Figure 6 shows that the best rooting treatment was T2 (MS + NAA 0.005 ppm and IBA 0.005 ppm), which produced 80% rooted plants (Fig. 1C). There were significant differences between treatments.
Al-Bahrany (2002) reported that in Citrus aurantifolia the best way of rooting was to use the combination of NAA 0.5mg / l + IBA 2mg / l. Also Lewandowski (1991) determined NAA 0.001mg / l + IBA 0.005 mg / l as the rooting medium for Vistis labrusca. The same growth regulator balance was used by Zhang et al. (2008) to root Phlox subulata.
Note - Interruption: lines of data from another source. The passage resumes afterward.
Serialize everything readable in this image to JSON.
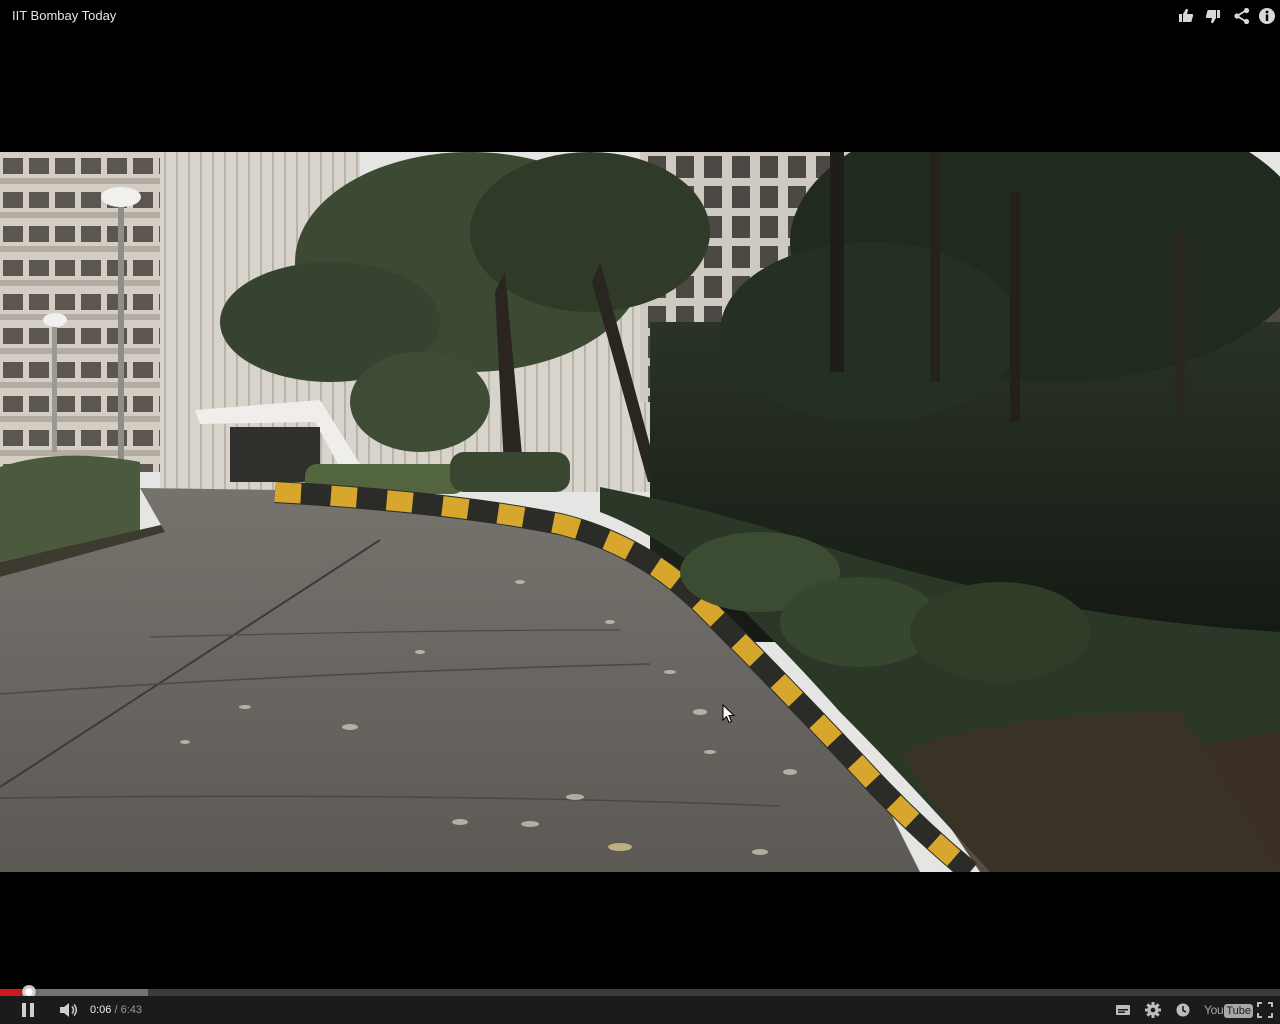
{
  "video": {
    "title": "IIT Bombay Today"
  },
  "top_actions": {
    "like_icon": "thumbs-up-icon",
    "dislike_icon": "thumbs-down-icon",
    "share_icon": "share-icon",
    "info_icon": "info-icon"
  },
  "playback": {
    "current_time": "0:06",
    "separator": " / ",
    "duration": "6:43",
    "played_fraction": 0.0227,
    "buffered_fraction": 0.116,
    "state": "playing"
  },
  "controls": {
    "play_pause_icon": "pause-icon",
    "volume_icon": "volume-icon",
    "captions_icon": "captions-icon",
    "settings_icon": "gear-icon",
    "watch_later_icon": "clock-icon",
    "fullscreen_icon": "fullscreen-icon",
    "logo_you": "You",
    "logo_tube": "Tube"
  },
  "colors": {
    "progress_played": "#cc181e",
    "progress_loaded": "#737373",
    "progress_track": "#3b3b3b",
    "control_bar": "#1b1b1b",
    "icon": "#cfcfcf"
  }
}
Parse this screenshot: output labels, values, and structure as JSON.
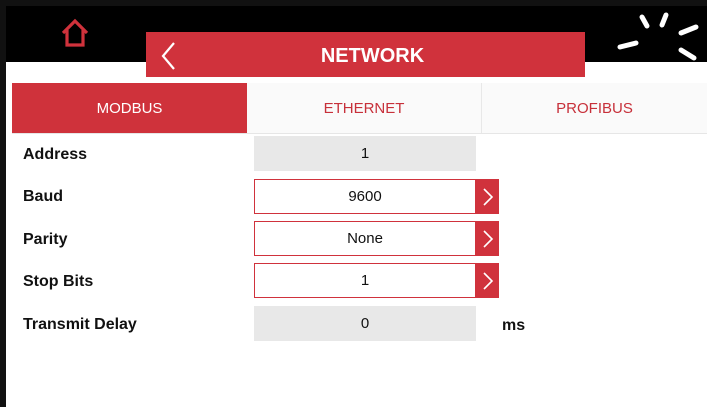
{
  "header": {
    "title": "NETWORK"
  },
  "tabs": [
    {
      "label": "MODBUS",
      "active": true
    },
    {
      "label": "ETHERNET",
      "active": false
    },
    {
      "label": "PROFIBUS",
      "active": false
    }
  ],
  "fields": {
    "address": {
      "label": "Address",
      "value": "1"
    },
    "baud": {
      "label": "Baud",
      "value": "9600"
    },
    "parity": {
      "label": "Parity",
      "value": "None"
    },
    "stop_bits": {
      "label": "Stop Bits",
      "value": "1"
    },
    "transmit_delay": {
      "label": "Transmit Delay",
      "value": "0",
      "unit": "ms"
    }
  },
  "icons": {
    "home": "home-icon",
    "back": "chevron-left-icon",
    "loading": "loading-spinner-icon",
    "select_arrow": "chevron-right-icon"
  },
  "colors": {
    "accent": "#d0323c",
    "topbar": "#000000",
    "readonly_field": "#e8e8e8"
  }
}
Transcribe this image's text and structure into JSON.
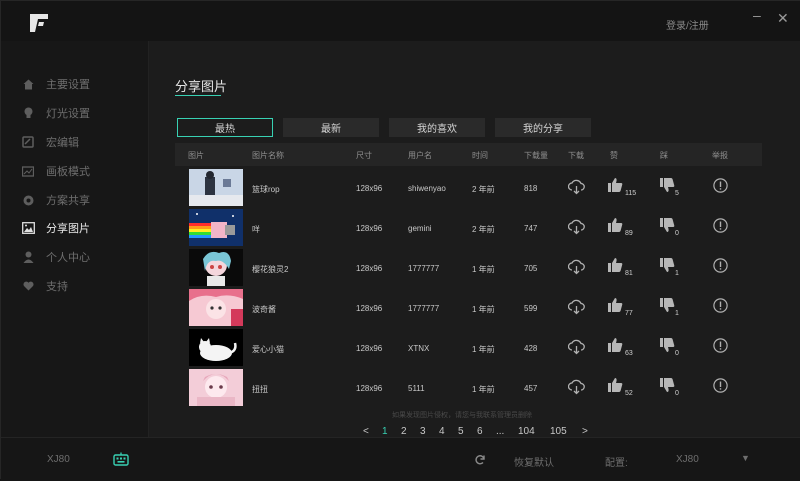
{
  "header": {
    "login_label": "登录/注册"
  },
  "sidebar": {
    "items": [
      {
        "label": "主要设置",
        "icon": "home-icon"
      },
      {
        "label": "灯光设置",
        "icon": "lightbulb-icon"
      },
      {
        "label": "宏编辑",
        "icon": "macro-icon"
      },
      {
        "label": "画板模式",
        "icon": "drawing-board-icon"
      },
      {
        "label": "方案共享",
        "icon": "share-scheme-icon"
      },
      {
        "label": "分享图片",
        "icon": "image-icon",
        "active": true
      },
      {
        "label": "个人中心",
        "icon": "person-icon"
      },
      {
        "label": "支持",
        "icon": "heart-icon"
      }
    ]
  },
  "main": {
    "title": "分享图片",
    "tabs": [
      "最热",
      "最新",
      "我的喜欢",
      "我的分享"
    ],
    "columns": [
      "图片",
      "图片名称",
      "尺寸",
      "用户名",
      "时间",
      "下载量",
      "下载",
      "赞",
      "踩",
      "举报"
    ],
    "rows": [
      {
        "name": "篮球rop",
        "size": "128x96",
        "user": "shiwenyao",
        "time": "2 年前",
        "downloads": "818",
        "likes": "115",
        "dislikes": "5"
      },
      {
        "name": "咩",
        "size": "128x96",
        "user": "gemini",
        "time": "2 年前",
        "downloads": "747",
        "likes": "89",
        "dislikes": "0"
      },
      {
        "name": "樱花狼灵2",
        "size": "128x96",
        "user": "1777777",
        "time": "1 年前",
        "downloads": "705",
        "likes": "81",
        "dislikes": "1"
      },
      {
        "name": "波奇酱",
        "size": "128x96",
        "user": "1777777",
        "time": "1 年前",
        "downloads": "599",
        "likes": "77",
        "dislikes": "1"
      },
      {
        "name": "爱心小猫",
        "size": "128x96",
        "user": "XTNX",
        "time": "1 年前",
        "downloads": "428",
        "likes": "63",
        "dislikes": "0"
      },
      {
        "name": "扭扭",
        "size": "128x96",
        "user": "5111",
        "time": "1 年前",
        "downloads": "457",
        "likes": "52",
        "dislikes": "0"
      }
    ],
    "notice": "如果发现图片侵权，请您与我联系管理员删除",
    "pagination": {
      "prev": "<",
      "pages": [
        "1",
        "2",
        "3",
        "4",
        "5",
        "6",
        "...",
        "104",
        "105"
      ],
      "next": ">",
      "current": "1"
    }
  },
  "footer": {
    "device_name": "XJ80",
    "restore_label": "恢复默认",
    "config_label": "配置:",
    "config_value": "XJ80"
  },
  "colors": {
    "accent": "#38d1b3",
    "background": "#1c1c1c"
  }
}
Acclimatization. After 7 weeks of acclimatization (Fig. 1D) a survival ratio of 64.71% was obtained; this result is similar to the report of Zhang et al. (2008), who achieved 60% acclimated plants in 90 days. Also Nava et al. (2011) described that 46.9% of Laelia eyermaniana plants were acclimatized in 90 days. Acclimatization is a long process, being the result of poor photosynthesis due to the unsuitable conditions of growth (Pierik, 1987). In addition, during the acclimatization process the plants must adequately regulate water absorption, translocation and transpiration processes, which make the adaptation longer and more delicate (Hurtado and Merino 1987).
Conclusions
The objective of this study was to establish a protocol for micropropagation of C. volcanica. The ½ MS medium (decreased to half concentration) was determined as the explant establishing medium. The best medium for shoot proliferation was MS + IBA 1 ppm/l + BA 0.5 ppm. Determined as best rooting medium, MS + ANA 0.005 ppm + AIB 0.005 ppm obtained 65% survival after acclimatization.